Богач был восхищен недюжинной силой юноши и, обрадовавшись, что в его хошун явился прославленный борец, выделил ему на своей земле место для стойбища.
Позже, состарившись, Дампил пришел к хошунному князю, чтобы преподнести ему свой дзодок и все борцовские принадлежности, в которых довелось ему одержать столько побед. Однако князь только буркнул недовольно:
— Кому нужен твой грязный дзодок! Что с ним прикажешь делать? Забирай свое барахло и убирайся…
Дампил сильно обиделся. Не сдержав себя, он трижды хлестнул своим дзодоком порог княжеского жилища и громовым голосом сказал:
— Пусть же переведутся борцы в вашем аймаке и хошуне!
Говорят, с тех пор действительно из того хошуна не вышло ни одного прославленного борца…

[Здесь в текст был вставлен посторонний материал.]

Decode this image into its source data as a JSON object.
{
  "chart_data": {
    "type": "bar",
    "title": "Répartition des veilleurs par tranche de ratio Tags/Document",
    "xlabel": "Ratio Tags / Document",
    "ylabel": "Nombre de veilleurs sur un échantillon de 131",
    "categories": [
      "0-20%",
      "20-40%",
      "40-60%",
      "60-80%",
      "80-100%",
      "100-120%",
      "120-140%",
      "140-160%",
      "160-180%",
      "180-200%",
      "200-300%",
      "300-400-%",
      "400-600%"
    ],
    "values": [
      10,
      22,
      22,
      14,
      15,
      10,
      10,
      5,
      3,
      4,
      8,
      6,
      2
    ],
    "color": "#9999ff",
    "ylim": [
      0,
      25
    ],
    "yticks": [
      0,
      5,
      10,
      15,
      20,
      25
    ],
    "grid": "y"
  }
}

Старушка Должин вполне допускала, что ее сын может стать таким же сильным, как Дампил. Вера ее, возможно, основывалась еще и на том, что их жизнь во многом напоминала жизнь Дампила и его матери.
В тот вечер Должин доила коз и вдруг услышала знакомую старинную песню. Ее пел возвращавшийся домой Дамдин. Голос у него был какой-то странный, хрипловатый.
Дамдин каждое утро уходил из дома и возвращался на закате солнца. Вот и сегодня, кажется, вернулся вовремя.
Должин несколько удивилась тому, что сын пришел такой веселый. Наливая ему чай и угощая гостинцами, которые привез Цокзол, она осторожно поинтересовалась:
— Что случилось, сынок?
— Наверное, в аймак поеду… И самое главное, на машине, говорят.
— А что там будешь делать?
— По делам художественной самодеятельности…
Сердце у Должин замерло, и она только успела подумать: «Вот оно что. Вот почему, оказывается, сын у меня зачастил в сомон. Неужели же он решится оставить старую мать и уехать так далеко?»
Затем она спросила:
— А ты, сынок, умеешь петь или играть на хуре?
Дамдин, с аппетитом попивая чай, лукаво посмотрел на мать и, громко расхохотавшись, ответил:
— Петь-то я могу, но меня не пускают на сцену. Как-то я вызвался спеть что-нибудь, но все отмолчались… Теперь-то уж точно не выгонят… Буду грузить и сгружать нашим артистам инструменты, одежду, поднимать и опускать занавес.
Мать больше ничего не сказала. Аймачный центр ей казался краем света, и у нее все внутри оборвалось. Ей никак не хотелось верить, что сын может так далеко уехать, оставив ее.